Position Expired
This job is no longer accepting applications.
Data Wrangler
Genomics England
Are you interested in working with large scale data sets and impacting the future of genomic healthcare?
We are currently recruiting for a Data Wrangler to join us here at Genomics England!
As a Data Wrangler, you will specialise in optimising the performance and seamless movement of large data volumes using specialist tooling. You will be responsible for curating and transforming datasets, generating key statistics, and deriving new datasets tailored for diverse audiences.

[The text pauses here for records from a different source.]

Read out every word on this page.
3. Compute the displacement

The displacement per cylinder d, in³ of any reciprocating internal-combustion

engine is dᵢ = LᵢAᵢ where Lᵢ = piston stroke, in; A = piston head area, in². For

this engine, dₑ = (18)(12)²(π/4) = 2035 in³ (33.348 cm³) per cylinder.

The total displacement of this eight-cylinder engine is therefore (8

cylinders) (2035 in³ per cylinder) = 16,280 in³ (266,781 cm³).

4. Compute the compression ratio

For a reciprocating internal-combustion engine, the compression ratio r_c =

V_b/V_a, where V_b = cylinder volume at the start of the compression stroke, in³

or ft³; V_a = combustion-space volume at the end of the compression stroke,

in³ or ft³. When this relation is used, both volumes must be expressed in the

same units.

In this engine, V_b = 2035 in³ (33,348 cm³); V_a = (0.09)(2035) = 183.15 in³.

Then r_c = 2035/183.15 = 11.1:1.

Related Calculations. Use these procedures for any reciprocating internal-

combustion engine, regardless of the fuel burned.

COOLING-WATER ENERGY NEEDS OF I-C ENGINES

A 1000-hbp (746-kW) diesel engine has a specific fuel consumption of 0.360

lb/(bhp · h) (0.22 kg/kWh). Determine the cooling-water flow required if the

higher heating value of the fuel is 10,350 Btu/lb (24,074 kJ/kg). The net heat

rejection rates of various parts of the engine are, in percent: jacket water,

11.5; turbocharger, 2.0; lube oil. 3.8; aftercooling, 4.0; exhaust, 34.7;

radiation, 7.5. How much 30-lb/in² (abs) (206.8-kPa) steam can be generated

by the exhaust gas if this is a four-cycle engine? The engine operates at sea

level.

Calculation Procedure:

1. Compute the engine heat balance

This role will also include managing data workflows, developing and maintaining data pipelines, collaborating with cross-functional teams to understand data requirements, and ensuring data integrity. Additionally, you will explore new technologies and contribute to knowledge sharing across the Data Chapter.
Key responsibilities
Design and build data solutions that deliver the business needs and requirements across clinical and research domains
Extract transform and load data to support research and clinical practices
Generation and derivation of statistics and data visualisations to support data driven decision making
Codifying repeatable data processes, increasing productivity and efficiencies and supporting the standards for data usage throughout Genomics England
Ensure data quality is at the centre of data delivery, using processes including automated routines and self-healing/monitoring
Implementation and adherence to software development best practices
Developing testing routines and datasets to ensure robust and consistent product delivery
Developing healthcare data models and associated artifacts
Managing associated data storage and management solutions ensuring the optimum architecture exists to support data solutions
Working with Cloud First technologies to leverage the latest data healthcare solutions
Example tooling
Cloud: AWS or equivalent Cloud experience
Data Processing: AWS Glue, Python, SageMaker, Prefect
Data models: XML, JSON, HL7, FHIR, OMOP
Databases: AWS S3 & Athena, AWS DynamoDB, AWS RDS, AWS Aurora (Postgres)
Continuous deployment: AWS Lambda, Docker, Kubernetes
Languages: Python, SQL
Visualisation software: Tableau
Practices: DMBOK2, Continuous Integration/Continuous Deployment (CI/CD)
Qualifications
Ideally, a Master’s degree or equivalent experience working in data management, biostatistics, clinical informatics or data analysis.